Слезы хлынули из ее глаз, она стала всхлипывать, как ребенок, и вдруг, съежившись в комок, заскрежетала зубами и стала отбиваться от старухи, тщетно пытавшейся ее обнять и успокоить.
— Шамирам! Шамирам! Сердце мое! Что ж это сделали с тобой! — причитала над ней старуха, укладывая ее на соломе. — Да расскажи ты, из какого колодца ее вытащил? Где это было? — набросилась она на старика.
Но тот уже снова отдался своей мысли — умереть, лежа на земле и, уставившись бесцветными, невидящими глазами в старуху, лепетал:
— Спустите же меня на землю! Спустите! Неужели в людях нет ни капли жалости?
Тогда старуха, сбив с себя головной убор, запустила в седые волосы одеревенелые, как ветки старых миндалей, пальцы и, рванув свою голову вниз, завыла протяжным волчьим воем, без слов, без мысли, без надежды.
Услышав ее вой, крупный белоголовый вол поднял морду и замычал, давая знать, что он тоже страдает, что он устал, голоден и хочет отдохнуть. Соседние волы, быки и коровы тотчас ответили ему сочувственным мычаньем. Молодой строптивый бычок где-то впереди, широко расставив ноги, упер голову в землю и остановился. Но останавливаться было нельзя, потому что этот переход был самым длинным, и до ночевки в Сувалане оставалось еще много верст.

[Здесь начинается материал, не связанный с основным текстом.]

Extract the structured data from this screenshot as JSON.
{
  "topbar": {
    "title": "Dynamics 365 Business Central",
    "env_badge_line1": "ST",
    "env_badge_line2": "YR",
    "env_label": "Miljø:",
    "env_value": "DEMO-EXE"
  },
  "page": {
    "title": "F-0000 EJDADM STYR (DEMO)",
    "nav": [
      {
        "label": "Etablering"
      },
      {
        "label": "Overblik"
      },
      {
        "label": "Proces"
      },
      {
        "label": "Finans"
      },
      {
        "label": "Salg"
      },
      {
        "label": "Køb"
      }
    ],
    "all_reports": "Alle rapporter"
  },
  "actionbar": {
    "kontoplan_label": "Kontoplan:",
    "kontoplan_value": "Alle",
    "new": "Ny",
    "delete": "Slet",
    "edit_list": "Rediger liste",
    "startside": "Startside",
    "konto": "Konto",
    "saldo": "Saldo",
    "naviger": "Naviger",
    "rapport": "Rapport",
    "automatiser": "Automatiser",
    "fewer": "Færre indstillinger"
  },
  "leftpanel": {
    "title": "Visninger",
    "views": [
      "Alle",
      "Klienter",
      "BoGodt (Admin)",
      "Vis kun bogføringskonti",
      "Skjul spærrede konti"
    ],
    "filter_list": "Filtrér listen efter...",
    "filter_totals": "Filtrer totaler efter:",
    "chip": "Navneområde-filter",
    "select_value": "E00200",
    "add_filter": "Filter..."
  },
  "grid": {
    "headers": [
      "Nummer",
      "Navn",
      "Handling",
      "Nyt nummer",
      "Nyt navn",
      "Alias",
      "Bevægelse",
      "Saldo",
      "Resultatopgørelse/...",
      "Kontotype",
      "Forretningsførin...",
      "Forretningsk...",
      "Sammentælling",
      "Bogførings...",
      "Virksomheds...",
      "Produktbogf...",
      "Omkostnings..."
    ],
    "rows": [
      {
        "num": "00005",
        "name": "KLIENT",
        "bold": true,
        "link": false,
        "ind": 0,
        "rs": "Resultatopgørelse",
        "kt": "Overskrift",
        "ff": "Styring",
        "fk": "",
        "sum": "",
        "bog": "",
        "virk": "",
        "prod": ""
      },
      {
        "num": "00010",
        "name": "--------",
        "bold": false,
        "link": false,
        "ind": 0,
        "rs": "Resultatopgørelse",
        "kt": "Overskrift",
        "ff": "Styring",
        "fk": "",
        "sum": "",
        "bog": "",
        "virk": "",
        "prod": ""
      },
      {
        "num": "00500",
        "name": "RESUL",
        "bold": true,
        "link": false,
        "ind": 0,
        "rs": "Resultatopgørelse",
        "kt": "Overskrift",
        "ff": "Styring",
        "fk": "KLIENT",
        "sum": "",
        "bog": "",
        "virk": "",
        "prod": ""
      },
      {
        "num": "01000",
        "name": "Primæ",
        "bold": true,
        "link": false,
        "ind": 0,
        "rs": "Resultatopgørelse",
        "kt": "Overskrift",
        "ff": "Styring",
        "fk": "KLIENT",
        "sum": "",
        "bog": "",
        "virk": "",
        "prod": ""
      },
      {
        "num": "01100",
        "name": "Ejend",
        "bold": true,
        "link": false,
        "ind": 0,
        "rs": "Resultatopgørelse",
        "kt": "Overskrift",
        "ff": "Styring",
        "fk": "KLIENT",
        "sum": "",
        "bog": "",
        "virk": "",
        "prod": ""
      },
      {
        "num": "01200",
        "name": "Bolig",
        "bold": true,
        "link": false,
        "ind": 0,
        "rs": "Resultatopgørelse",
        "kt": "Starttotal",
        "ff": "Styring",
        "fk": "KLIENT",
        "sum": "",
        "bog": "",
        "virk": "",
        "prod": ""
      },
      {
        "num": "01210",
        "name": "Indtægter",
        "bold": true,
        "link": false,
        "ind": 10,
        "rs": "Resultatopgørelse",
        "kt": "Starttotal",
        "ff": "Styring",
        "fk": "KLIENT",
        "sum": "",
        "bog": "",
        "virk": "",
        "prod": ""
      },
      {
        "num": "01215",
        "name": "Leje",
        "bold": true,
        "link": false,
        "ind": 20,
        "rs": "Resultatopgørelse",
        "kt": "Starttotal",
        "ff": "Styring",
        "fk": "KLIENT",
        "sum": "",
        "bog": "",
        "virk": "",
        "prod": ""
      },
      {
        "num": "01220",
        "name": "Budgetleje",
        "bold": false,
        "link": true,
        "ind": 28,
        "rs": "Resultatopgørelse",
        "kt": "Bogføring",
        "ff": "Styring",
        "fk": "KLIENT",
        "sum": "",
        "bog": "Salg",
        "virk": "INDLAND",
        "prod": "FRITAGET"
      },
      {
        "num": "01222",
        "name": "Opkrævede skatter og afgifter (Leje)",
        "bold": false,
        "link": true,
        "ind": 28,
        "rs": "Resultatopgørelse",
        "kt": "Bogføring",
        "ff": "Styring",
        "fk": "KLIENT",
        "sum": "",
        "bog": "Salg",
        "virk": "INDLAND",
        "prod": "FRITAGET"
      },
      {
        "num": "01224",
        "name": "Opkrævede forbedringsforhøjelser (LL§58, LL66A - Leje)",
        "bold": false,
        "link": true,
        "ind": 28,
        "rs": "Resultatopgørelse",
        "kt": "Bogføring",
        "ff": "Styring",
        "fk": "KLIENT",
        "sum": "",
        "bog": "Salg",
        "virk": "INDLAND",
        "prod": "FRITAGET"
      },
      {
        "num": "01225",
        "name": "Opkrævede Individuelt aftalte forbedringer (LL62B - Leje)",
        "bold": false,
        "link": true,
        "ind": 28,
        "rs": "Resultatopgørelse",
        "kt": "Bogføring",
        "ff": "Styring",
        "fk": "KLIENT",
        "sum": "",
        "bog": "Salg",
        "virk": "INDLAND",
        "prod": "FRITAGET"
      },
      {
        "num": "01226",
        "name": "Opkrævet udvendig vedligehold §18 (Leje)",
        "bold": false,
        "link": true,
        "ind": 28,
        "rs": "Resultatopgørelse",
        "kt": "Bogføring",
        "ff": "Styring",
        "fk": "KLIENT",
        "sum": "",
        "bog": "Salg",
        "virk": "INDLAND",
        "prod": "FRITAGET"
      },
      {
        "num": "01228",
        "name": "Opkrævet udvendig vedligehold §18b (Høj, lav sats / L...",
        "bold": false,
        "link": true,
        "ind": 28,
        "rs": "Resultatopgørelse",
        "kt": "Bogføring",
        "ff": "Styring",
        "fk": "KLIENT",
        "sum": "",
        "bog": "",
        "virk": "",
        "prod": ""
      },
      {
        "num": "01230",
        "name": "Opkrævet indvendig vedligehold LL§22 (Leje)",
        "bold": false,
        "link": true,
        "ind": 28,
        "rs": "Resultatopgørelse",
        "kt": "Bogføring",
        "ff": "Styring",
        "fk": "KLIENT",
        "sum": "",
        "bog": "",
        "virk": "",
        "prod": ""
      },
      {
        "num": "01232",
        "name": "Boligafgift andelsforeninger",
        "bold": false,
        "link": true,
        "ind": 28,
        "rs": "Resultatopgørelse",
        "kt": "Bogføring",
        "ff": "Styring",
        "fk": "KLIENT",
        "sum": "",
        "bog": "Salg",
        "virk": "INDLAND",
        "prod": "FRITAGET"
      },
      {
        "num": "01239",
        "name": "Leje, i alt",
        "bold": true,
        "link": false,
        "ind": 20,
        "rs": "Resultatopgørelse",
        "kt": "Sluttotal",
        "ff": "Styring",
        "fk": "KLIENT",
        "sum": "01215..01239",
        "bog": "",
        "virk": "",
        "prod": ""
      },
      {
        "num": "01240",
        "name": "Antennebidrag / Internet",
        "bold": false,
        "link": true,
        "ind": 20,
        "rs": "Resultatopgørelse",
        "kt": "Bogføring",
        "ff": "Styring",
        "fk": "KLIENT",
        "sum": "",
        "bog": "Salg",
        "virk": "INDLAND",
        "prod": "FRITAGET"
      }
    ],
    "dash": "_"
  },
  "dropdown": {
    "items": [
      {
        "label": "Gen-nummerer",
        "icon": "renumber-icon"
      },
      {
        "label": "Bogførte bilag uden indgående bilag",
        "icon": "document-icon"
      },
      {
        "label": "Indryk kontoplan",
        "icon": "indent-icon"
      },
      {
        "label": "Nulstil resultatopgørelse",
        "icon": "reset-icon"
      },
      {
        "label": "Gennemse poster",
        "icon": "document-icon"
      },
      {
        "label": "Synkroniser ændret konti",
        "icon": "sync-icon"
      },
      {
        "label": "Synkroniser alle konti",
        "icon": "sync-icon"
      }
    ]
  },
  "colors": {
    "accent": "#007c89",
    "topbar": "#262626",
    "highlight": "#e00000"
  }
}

Коротконогий, коренастый человек, в шапке спутанных черных волос, осыпал быка ударами палки, перемежая их самыми нежными словами, которые приходили ему на ум:
— Да ну, сыночек! Да ну, атласный мой! Да ну, цветочек! Ну иди же!
Бычок посмотрел на хозяина прекрасным, ясным, как небо, глазом и, мотнув головой, согласился идти дальше.

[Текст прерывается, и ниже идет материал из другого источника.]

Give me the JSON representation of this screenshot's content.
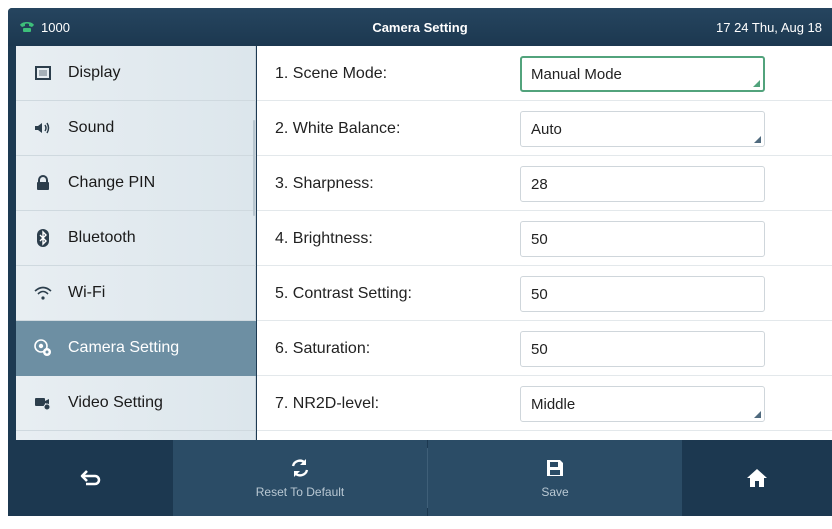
{
  "status_bar": {
    "account": "1000",
    "title": "Camera Setting",
    "datetime": "17 24 Thu, Aug 18"
  },
  "menu": {
    "items": [
      {
        "label": "Display",
        "icon": "display-icon"
      },
      {
        "label": "Sound",
        "icon": "speaker-icon"
      },
      {
        "label": "Change PIN",
        "icon": "lock-icon"
      },
      {
        "label": "Bluetooth",
        "icon": "bluetooth-icon"
      },
      {
        "label": "Wi-Fi",
        "icon": "wifi-icon"
      },
      {
        "label": "Camera Setting",
        "icon": "camera-icon",
        "active": true
      },
      {
        "label": "Video Setting",
        "icon": "video-icon"
      }
    ]
  },
  "settings": {
    "rows": [
      {
        "label": "1. Scene Mode:",
        "value": "Manual Mode",
        "type": "select",
        "focused": true
      },
      {
        "label": "2. White Balance:",
        "value": "Auto",
        "type": "select"
      },
      {
        "label": "3. Sharpness:",
        "value": "28",
        "type": "input"
      },
      {
        "label": "4. Brightness:",
        "value": "50",
        "type": "input"
      },
      {
        "label": "5. Contrast Setting:",
        "value": "50",
        "type": "input"
      },
      {
        "label": "6. Saturation:",
        "value": "50",
        "type": "input"
      },
      {
        "label": "7. NR2D-level:",
        "value": "Middle",
        "type": "select"
      }
    ]
  },
  "softkeys": {
    "back_icon": "back-arrow-icon",
    "reset_label": "Reset To Default",
    "reset_icon": "refresh-icon",
    "save_label": "Save",
    "save_icon": "save-icon",
    "home_icon": "home-icon"
  },
  "colors": {
    "bar_bg": "#1c3850",
    "active_item": "#6d8fa3",
    "focus_border": "#52a37c",
    "phone_icon": "#3dbf7a"
  }
}
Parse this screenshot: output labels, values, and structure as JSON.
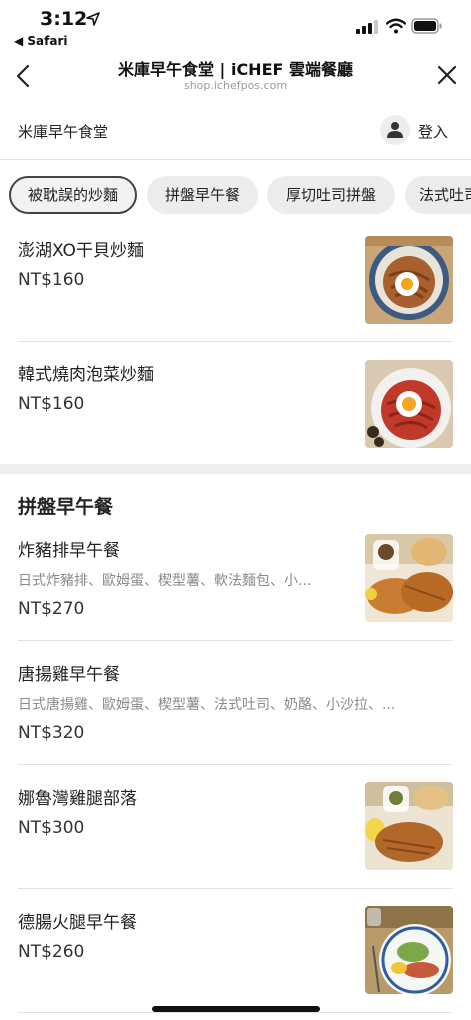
{
  "status_bar": {
    "time": "3:12",
    "back_app": "◀ Safari"
  },
  "header": {
    "title": "米庫早午食堂 | iCHEF 雲端餐廳",
    "subtitle": "shop.ichefpos.com"
  },
  "store": {
    "name": "米庫早午食堂",
    "login_label": "登入"
  },
  "categories": [
    {
      "label": "被耽誤的炒麵",
      "active": true
    },
    {
      "label": "拼盤早午餐",
      "active": false
    },
    {
      "label": "厚切吐司拼盤",
      "active": false
    },
    {
      "label": "法式吐司",
      "active": false
    }
  ],
  "sections": [
    {
      "title": "",
      "items": [
        {
          "name": "澎湖XO干貝炒麵",
          "desc": "",
          "price": "NT$160",
          "image": "noodle-egg-photo"
        },
        {
          "name": "韓式燒肉泡菜炒麵",
          "desc": "",
          "price": "NT$160",
          "image": "kimchi-noodle-photo"
        }
      ]
    },
    {
      "title": "拼盤早午餐",
      "items": [
        {
          "name": "炸豬排早午餐",
          "desc": "日式炸豬排、歐姆蛋、楔型薯、軟法麵包、小...",
          "price": "NT$270",
          "image": "pork-cutlet-photo"
        },
        {
          "name": "唐揚雞早午餐",
          "desc": "日式唐揚雞、歐姆蛋、楔型薯、法式吐司、奶酪、小沙拉、...",
          "price": "NT$320",
          "image": ""
        },
        {
          "name": "娜魯灣雞腿部落",
          "desc": "",
          "price": "NT$300",
          "image": "chicken-leg-photo"
        },
        {
          "name": "德腸火腿早午餐",
          "desc": "",
          "price": "NT$260",
          "image": "sausage-ham-photo"
        }
      ]
    }
  ],
  "colors": {
    "chip_bg": "#ececec",
    "chip_active_border": "#444444",
    "divider": "#e2e2e2",
    "muted_text": "#8a8a8a"
  }
}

Хозяин его, Вагаршак, дал ему еще несколько легких ударов и вспрыгнул на арбу, отпахнув полотняную занавеску.
Оттого, что заботливо прикрепленные занавески были из белой холстины, внутри арбы уютно разливался смягченный холстом солнечный свет. Похоже было на лазаретную комнату. К этому и стремился Вагаршак, несмотря на всю торопливость отъезда успевший устроить арбу так, как ему хотелось, для своей сестры Анаид. Он взял ее прямо из лазарета, где она провела последние два месяца и где было так светло и чисто среди недавно выбеленных стен.

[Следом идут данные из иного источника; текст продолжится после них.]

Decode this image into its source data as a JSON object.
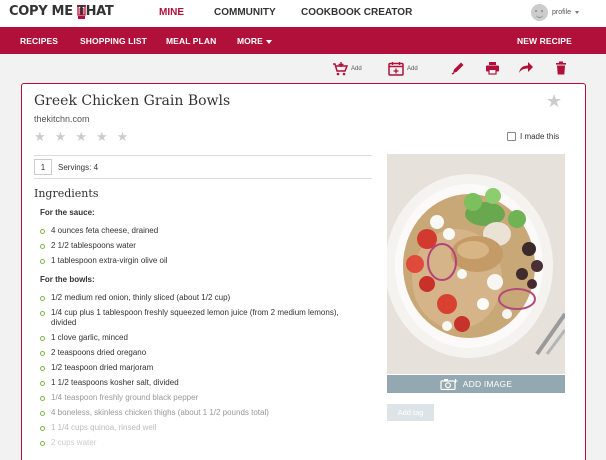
{
  "header": {
    "logo_text": "COPY ME THAT",
    "nav": {
      "mine": "MINE",
      "community": "COMMUNITY",
      "cookbook": "COOKBOOK CREATOR"
    },
    "profile_label": "profile"
  },
  "navbar": {
    "recipes": "RECIPES",
    "shopping_list": "SHOPPING LIST",
    "meal_plan": "MEAL PLAN",
    "more": "MORE",
    "new_recipe": "NEW RECIPE"
  },
  "toolbar": {
    "add_cart_label": "Add",
    "add_plan_label": "Add"
  },
  "recipe": {
    "title": "Greek Chicken Grain Bowls",
    "source": "thekitchn.com",
    "made_this_label": "I made this",
    "servings_value": "1",
    "servings_label": "Servings: 4",
    "ingredients_heading": "Ingredients",
    "sauce_label": "For the sauce:",
    "sauce_items": [
      "4 ounces feta cheese, drained",
      "2 1/2 tablespoons water",
      "1 tablespoon extra-virgin olive oil"
    ],
    "bowls_label": "For the bowls:",
    "bowls_items": [
      "1/2 medium red onion, thinly sliced (about 1/2 cup)",
      "1/4 cup plus 1 tablespoon freshly squeezed lemon juice (from 2 medium lemons), divided",
      "1 clove garlic, minced",
      "2 teaspoons dried oregano",
      "1/2 teaspoon dried marjoram",
      "1 1/2 teaspoons kosher salt, divided",
      "1/4 teaspoon freshly ground black pepper",
      "4 boneless, skinless chicken thighs (about 1 1/2 pounds total)",
      "1 1/4 cups quinoa, rinsed well",
      "2 cups water"
    ],
    "add_image_label": "ADD IMAGE",
    "add_tag_label": "Add tag"
  },
  "colors": {
    "brand": "#b0103a",
    "bullet": "#7ab648",
    "add_image_bg": "#93a8b0"
  },
  "icons": [
    "cart-add-icon",
    "calendar-add-icon",
    "pencil-icon",
    "printer-icon",
    "share-icon",
    "trash-icon",
    "star-icon",
    "camera-icon"
  ]
}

Она была беременна, Анаид, сестра Вагаршака. В ее узких, как косточка финика, глазах светилось любопытство и пробегал испуг. Природа уже учила ее бережно относиться к своему телу, и она, лежа на уже успевшем запылиться холсте, укладывала свои маленькие ноги так, чтоб было удобно зародышу, с самой весны развивавшему в ней свою жизнь. Смуглые ручонки она часто прикладывала к детским своим грудям, которые набухали с такой странной, никогда не испытанной болью. Потребность покоя, неподвижность ленивой неги — это было главное, что она чувствовала теперь. Розовый свет солнца подчеркивал рыжеватый загар материнства на ее щеках. Пухлые губы запеклись от истомы, не покидавшей ее тело. Арба качалась, как люлька, и убаюкивала ее. Она начинала дремать, крепко смыкая длинные и черные ресницы, и вся погружалась в полусон, в котором слышнее была двойная жизнь ее тела, пока арба, круто поворачивая на спуске или натыкаясь на камень, не давала резкого толчка. Тогда Анаид подымала испуганные глаза на брата, как бы ища у него защиты, и хваталась за живот.
— Лежи, лежи спокойно! — успокаивал ее Вагаршак. — Это камень, простой камень. После Сувалана дорога пойдет лучше.
Он гладил ей волосы и, не зная, как выразить свою ласку, так крепко сжимал ей руку, что она вскрикивала от боли.